Ele me disse que a esposa estava viajando, mas que ele mesmo prepararia o jantar pra mim. Me deu uma toalha e sabonete e me disse para tomar banho enquanto ele preparava tudo.
O jantar estava maravilhoso! Havia arroz, feijão, carne (ossobuco) cozida e alface americana "orgânica", me disse ele. Comemos juntos e conversamos muito. Ele fez café (delicioso) e haviam rosquinhas "aqui mesmo, da roça", falou. Deliciosas! No meio da conversa, passa na TV uma rEportagem no jornal da band sobre as curas nos centros espíritas. A conversa mudou para esse lado, e então a Santa (que, tenho certeza absoluta, me acompanha desde a saída) usou o Sr felix para responder ao questionamento que eu vinha me fazendo. É que durante o caminho, vim refletindo muito sobre o porquê de eu desenvolver trabalhos voluntários em um centro umbandista, sendo que minha 'formação' e minhas convicções são Kardecistas. Não estaria eu no lugar errado (apesar de eu ter me encontrado naquele lugar. Sim, sou ingrato. Ou fui, porque agora não penso mais assim)?
O Sr Felix disse que a família era kardecista, e que havia um centro espírita "aqui mesmo, dentro da propriedade", fundado pelo seu bisavô. A esposa é a atual presidente, apesar de ser a coordenadora da pastoral da criança. "Ela foi chamada pelo padre de São Roque porque ninguém queria assumir a responsabilidade do cargo. A primeira coisa que ela disse ao padre ao receber o convite foi: "eu aceito o convite e prometo trabalhar duro. Entretanto, preciso dizer que sou espírita kardecista. Se mesmo assim eu servir para o senhor...ao que o padre teria respondido: "minha filha, Deus está em todo lugar. Eu quero o seu trabalho, a sua dedicação, o seu esforço. Não quero, de forma alguma, te doutrinar ou fazer com que você pratique os ritos católicos". No domingo seguinte, durante a missa, ela foi apresentada à comunidade pelo padre, que foi logo dizendo: "que fique bem claro que a primeira coisa que ela me esclareceu foi que é kardecista. Portanto, ninguém precisa vir me contar isso! Ela foi escolhida para a coordenação da pastoral por seu caráter, sua dedicação à obras assistenciais (o centro espírita ajuda a manter um hospital para deficientes em São Roque. Durante o mês são arrecadados mantimentos que, junto com roupas e outras coisas, são entregues uma vez por mês para os internos do hospital). "Além disso, uma pessoa espírita assume agora a coordenação da pastoral porque nenhum católico se habilitou a fazê-lo. 
"Deus está em todo lugar", ouvi a Santa sussurrar pra mim naquele mesmo momento. E eu tive a minha resposta.

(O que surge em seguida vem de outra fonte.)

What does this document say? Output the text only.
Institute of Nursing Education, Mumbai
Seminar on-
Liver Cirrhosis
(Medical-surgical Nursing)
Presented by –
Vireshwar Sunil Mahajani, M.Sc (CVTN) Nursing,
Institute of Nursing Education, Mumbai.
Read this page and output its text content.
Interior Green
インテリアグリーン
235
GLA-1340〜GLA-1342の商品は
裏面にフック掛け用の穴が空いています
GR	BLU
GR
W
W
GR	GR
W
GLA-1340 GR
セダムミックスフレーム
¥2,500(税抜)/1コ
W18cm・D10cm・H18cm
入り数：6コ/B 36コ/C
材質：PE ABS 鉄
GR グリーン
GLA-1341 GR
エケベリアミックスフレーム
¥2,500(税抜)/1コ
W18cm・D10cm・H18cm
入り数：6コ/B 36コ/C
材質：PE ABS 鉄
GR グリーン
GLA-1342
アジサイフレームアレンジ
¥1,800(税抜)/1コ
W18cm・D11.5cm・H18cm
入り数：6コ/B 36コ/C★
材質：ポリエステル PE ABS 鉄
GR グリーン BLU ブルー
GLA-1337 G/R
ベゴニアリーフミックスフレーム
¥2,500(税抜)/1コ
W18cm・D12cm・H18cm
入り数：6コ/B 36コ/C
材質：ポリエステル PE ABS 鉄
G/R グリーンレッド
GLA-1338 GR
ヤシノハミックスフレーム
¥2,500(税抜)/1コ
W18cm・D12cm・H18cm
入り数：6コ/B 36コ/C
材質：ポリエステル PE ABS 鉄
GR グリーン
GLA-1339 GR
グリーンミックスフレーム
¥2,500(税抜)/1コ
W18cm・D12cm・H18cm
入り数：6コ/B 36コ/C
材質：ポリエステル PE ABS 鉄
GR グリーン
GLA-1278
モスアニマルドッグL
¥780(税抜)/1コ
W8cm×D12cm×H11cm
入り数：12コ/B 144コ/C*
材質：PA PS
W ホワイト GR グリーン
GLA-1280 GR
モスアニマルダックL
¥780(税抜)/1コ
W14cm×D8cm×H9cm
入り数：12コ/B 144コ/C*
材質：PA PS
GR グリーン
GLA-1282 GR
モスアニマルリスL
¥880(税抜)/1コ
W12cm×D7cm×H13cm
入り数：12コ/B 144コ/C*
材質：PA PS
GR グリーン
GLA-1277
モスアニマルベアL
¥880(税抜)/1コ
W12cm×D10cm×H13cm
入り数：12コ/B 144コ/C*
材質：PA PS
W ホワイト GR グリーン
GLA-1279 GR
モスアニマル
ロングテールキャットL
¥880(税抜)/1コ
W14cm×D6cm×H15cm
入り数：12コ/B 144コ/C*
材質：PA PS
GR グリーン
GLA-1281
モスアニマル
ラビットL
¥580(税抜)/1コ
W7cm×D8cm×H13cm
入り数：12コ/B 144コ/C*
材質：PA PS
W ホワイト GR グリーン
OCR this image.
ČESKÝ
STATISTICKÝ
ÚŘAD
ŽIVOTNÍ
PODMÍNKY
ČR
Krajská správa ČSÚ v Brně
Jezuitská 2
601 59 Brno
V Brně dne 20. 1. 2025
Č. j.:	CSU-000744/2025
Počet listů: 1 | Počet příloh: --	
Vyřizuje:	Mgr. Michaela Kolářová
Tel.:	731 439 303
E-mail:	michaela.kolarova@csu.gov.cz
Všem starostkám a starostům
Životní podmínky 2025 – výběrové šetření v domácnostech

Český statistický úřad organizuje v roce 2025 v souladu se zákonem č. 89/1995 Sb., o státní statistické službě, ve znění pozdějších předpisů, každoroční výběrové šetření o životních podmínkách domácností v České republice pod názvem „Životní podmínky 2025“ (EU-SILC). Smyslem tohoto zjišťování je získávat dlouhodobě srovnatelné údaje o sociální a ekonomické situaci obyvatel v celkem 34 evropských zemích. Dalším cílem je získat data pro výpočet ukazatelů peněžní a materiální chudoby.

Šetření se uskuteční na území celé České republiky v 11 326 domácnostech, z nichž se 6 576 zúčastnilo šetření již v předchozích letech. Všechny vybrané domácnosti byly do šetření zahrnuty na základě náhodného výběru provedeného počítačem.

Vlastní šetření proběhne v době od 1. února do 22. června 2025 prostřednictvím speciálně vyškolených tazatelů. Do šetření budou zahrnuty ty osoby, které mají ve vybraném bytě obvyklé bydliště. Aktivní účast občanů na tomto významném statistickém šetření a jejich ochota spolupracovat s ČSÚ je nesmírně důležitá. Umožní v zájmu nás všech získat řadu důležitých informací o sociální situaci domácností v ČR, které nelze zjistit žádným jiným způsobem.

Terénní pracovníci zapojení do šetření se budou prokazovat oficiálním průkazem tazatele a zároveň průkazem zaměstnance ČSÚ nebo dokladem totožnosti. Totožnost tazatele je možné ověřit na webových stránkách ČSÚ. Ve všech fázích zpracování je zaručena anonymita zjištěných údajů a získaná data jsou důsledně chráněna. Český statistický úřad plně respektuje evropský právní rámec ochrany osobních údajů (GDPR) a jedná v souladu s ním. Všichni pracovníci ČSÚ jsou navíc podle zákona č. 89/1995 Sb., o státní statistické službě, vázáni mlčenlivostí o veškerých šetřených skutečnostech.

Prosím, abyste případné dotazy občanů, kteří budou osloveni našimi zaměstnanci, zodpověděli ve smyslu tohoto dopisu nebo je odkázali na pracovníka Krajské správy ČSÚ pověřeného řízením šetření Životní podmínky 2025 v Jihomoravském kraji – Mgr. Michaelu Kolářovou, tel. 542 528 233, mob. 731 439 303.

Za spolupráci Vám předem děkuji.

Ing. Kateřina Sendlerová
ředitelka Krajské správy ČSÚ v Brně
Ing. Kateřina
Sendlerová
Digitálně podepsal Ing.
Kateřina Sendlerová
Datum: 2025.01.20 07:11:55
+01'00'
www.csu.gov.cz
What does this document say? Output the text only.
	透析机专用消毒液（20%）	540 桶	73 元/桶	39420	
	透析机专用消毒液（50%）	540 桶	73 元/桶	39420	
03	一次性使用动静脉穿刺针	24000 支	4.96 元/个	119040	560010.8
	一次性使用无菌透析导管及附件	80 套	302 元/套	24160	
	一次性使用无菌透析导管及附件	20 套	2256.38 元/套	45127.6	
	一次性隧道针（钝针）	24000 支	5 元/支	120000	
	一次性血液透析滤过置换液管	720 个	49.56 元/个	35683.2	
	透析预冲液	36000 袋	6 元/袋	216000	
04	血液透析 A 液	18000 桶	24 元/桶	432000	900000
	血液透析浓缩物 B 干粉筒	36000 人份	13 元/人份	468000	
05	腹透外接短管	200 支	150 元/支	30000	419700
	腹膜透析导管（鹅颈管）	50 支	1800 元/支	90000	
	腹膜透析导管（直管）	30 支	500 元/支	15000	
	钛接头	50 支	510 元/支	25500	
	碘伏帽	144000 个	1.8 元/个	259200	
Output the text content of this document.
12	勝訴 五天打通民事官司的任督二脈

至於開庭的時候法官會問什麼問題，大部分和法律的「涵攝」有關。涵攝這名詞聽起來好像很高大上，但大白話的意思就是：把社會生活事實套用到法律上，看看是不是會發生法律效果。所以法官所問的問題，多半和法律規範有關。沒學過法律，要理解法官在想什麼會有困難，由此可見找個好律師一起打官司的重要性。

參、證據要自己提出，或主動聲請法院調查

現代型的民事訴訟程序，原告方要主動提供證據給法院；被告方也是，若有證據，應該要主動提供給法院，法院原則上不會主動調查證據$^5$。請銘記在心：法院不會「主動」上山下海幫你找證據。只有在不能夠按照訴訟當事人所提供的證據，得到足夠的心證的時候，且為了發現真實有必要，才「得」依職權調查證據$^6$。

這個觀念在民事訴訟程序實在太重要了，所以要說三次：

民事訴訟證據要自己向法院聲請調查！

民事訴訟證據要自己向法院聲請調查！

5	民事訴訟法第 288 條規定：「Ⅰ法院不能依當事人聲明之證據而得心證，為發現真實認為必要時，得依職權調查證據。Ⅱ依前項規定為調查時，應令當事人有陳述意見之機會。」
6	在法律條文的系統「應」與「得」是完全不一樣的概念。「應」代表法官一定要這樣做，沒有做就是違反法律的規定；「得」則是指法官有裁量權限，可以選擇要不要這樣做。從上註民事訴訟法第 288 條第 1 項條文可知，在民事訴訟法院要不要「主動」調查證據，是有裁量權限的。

"Hoje eu te ensinei que há um Deus. Que ele é único, que cuida de nós é que atende nossos pedidos segundo nosso merecimento. Te ensinei que Ele, por ser único, está em todo lugar: na Umbanda, nas capelas e santuários onde você meditou, nas belas igrejas das cidades. Está também no coração das pessoas que cruzaram seu caminho hoje. Deus é bom e justo. Ele usa as pessoas para fazer cumprir seus desígnios e, dessa forma, nos ensina a nos tornarmos bons e justos. Deus é Pai. E Um dia, todos chegaremos a Ele."

2 comentários:

Lilian Caixeta disse...

Estou aqui acompanhando no Google Maps!!!
E adorando "conhecer" as pessoas que aparecem nessa jornada...

Carlos Henrique Diniz Ferreira disse...

Hospitalidade do interior, isso é muito legal.